My specialty used to be fishing wires in old construction.
I got phone calls on more than one occasion like this, and here's what I figure (all labor costs are ten years old, I assume everything is more expensive now).
In my prime, it would take not less than a day and (probably) not more than three days to run all the wires (I haven't fished a wire in years, so no doubt it would take me longer now), if I have a gopher to help. That's up to $735 in labor costs, not including parts (spackle, screws, tape), gas, wear and tear on tools, and of course profit, and assuming the trunk slammer is going to put the DVR online himself while his gys run around playing with drills and wires and so forth. So, say... $1,200? Assuming you're really, really, reeeeeeeally slow and have no other work whatsoever, otherwise the time is probably better spent doing something more profitable, like collecting empty soda cans or checking pay phones for spare change.

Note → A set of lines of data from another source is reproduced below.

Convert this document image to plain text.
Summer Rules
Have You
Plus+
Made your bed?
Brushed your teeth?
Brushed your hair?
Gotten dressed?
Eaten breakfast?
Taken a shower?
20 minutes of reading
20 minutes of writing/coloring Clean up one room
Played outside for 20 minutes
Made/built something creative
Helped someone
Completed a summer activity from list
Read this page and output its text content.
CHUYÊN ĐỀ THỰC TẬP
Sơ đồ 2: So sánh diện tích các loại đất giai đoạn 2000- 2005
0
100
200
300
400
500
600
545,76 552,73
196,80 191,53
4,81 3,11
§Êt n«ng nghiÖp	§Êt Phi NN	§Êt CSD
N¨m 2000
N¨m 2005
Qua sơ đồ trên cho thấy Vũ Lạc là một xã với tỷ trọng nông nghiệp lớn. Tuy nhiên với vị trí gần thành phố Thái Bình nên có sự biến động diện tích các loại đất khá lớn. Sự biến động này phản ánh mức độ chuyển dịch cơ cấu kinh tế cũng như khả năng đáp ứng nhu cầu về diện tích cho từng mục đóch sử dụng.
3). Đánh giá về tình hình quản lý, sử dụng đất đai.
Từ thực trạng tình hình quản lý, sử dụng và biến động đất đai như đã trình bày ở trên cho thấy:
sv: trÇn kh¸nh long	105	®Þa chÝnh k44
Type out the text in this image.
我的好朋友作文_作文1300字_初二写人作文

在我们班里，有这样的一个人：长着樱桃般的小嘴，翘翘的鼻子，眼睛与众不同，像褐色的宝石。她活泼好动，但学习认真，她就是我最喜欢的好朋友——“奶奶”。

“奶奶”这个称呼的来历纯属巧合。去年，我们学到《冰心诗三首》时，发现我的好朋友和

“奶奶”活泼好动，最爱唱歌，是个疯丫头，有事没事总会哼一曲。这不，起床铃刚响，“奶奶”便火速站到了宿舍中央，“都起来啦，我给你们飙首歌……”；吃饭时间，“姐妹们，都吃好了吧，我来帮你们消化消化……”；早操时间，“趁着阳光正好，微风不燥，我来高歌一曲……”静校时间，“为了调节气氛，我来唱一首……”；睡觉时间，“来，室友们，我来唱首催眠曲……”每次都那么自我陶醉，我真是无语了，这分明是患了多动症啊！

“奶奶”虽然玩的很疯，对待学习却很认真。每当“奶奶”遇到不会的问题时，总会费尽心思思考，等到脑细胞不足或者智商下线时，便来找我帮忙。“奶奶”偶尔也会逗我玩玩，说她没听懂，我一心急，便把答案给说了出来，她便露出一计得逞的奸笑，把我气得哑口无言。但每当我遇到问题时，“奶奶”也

Like I said, all these labor costs are based on ten year old pay scales, so say about $1,600, maybe $1,750 at a guess. And, again, that's when you've been dead for weeks and your $400 a week gopher has sharpened all the drill bits and swept out the shop and rearranged the screwdrivers by length.
$2,000 absolutely sounds like a fair price if you're giving up more profitable jobs, as Jon Dillabaugh points out above. It might even be the friends and family rate.
$675 sounds like a guy doing a side job after work, by himself, for extra cash, without enough experience to understand exactly how long this is going to take him and what he's getting himself into.